The difference between these two most recent works is that in Ignorance, Kundera makes effective use of his characters simply not knowing. He also injects astute reflections on the notion of homeland as paradise or hell, "with all its emotional power bound up with the relative brevity of our life, which allows us too little time to become attached to some other country, to other countries, to other languages".
Kundera turned 86 on April Fool's Day, a birthday Beckett, an influence, would have envied. In the aftermath of the Russian invasion in August 1968, Kundera's books were banned in his country. In 1975 he and his wife settled in France and by 1981 he had become a French citizen. The title of an early work, Life is Elsewhere, which was published in French in 1973, explains a great deal. Kundera was already writing in French, while still writing in Czech, although there is no Czech version of Life is Elsewhere. It is very funny, a genuine comic novel in which an ambitious young poet takes on life, literature, romanticism and just about everything else. More than 40 years have since passed and Kundera's humour is now more kindly.

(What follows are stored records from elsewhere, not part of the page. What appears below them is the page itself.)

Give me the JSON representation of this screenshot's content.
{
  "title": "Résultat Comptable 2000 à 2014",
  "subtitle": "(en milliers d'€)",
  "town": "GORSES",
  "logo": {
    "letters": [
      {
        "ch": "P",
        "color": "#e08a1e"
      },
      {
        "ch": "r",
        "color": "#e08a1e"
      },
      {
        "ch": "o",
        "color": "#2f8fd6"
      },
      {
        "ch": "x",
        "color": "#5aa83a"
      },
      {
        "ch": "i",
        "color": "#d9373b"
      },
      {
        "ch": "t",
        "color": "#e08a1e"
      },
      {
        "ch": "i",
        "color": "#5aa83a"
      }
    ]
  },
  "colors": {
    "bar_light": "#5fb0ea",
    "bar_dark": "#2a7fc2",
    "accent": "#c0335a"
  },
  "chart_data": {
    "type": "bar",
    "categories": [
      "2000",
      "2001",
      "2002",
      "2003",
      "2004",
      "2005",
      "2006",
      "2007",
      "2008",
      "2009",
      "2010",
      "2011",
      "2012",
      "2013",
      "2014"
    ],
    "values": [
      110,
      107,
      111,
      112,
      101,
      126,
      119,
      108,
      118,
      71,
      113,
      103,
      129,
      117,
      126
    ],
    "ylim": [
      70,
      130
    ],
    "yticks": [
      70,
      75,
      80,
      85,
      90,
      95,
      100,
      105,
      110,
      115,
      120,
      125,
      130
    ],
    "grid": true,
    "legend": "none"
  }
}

There are a number of running gags in the new book, one of which involves Stalin and his not-so-merry men. There is also a suicide disrupted by a rescuer which is described with satiric blackness. Kundera also intervenes. “You’ve never read Hegel?” asks Ramon of Caliban . . “You don’t even know who he is. But our master who invented us once made me study him” and Ramon explains that Hegel pointed out that true humour is “inconceivable without an infinite good mood”. Kundera is clearly feeling benign here, happy at becoming a Prospero figure in this slight, little farewell tempest all of his making; it’s very French, rather knowing and expectedly seriously “unserious” as was his stated intention.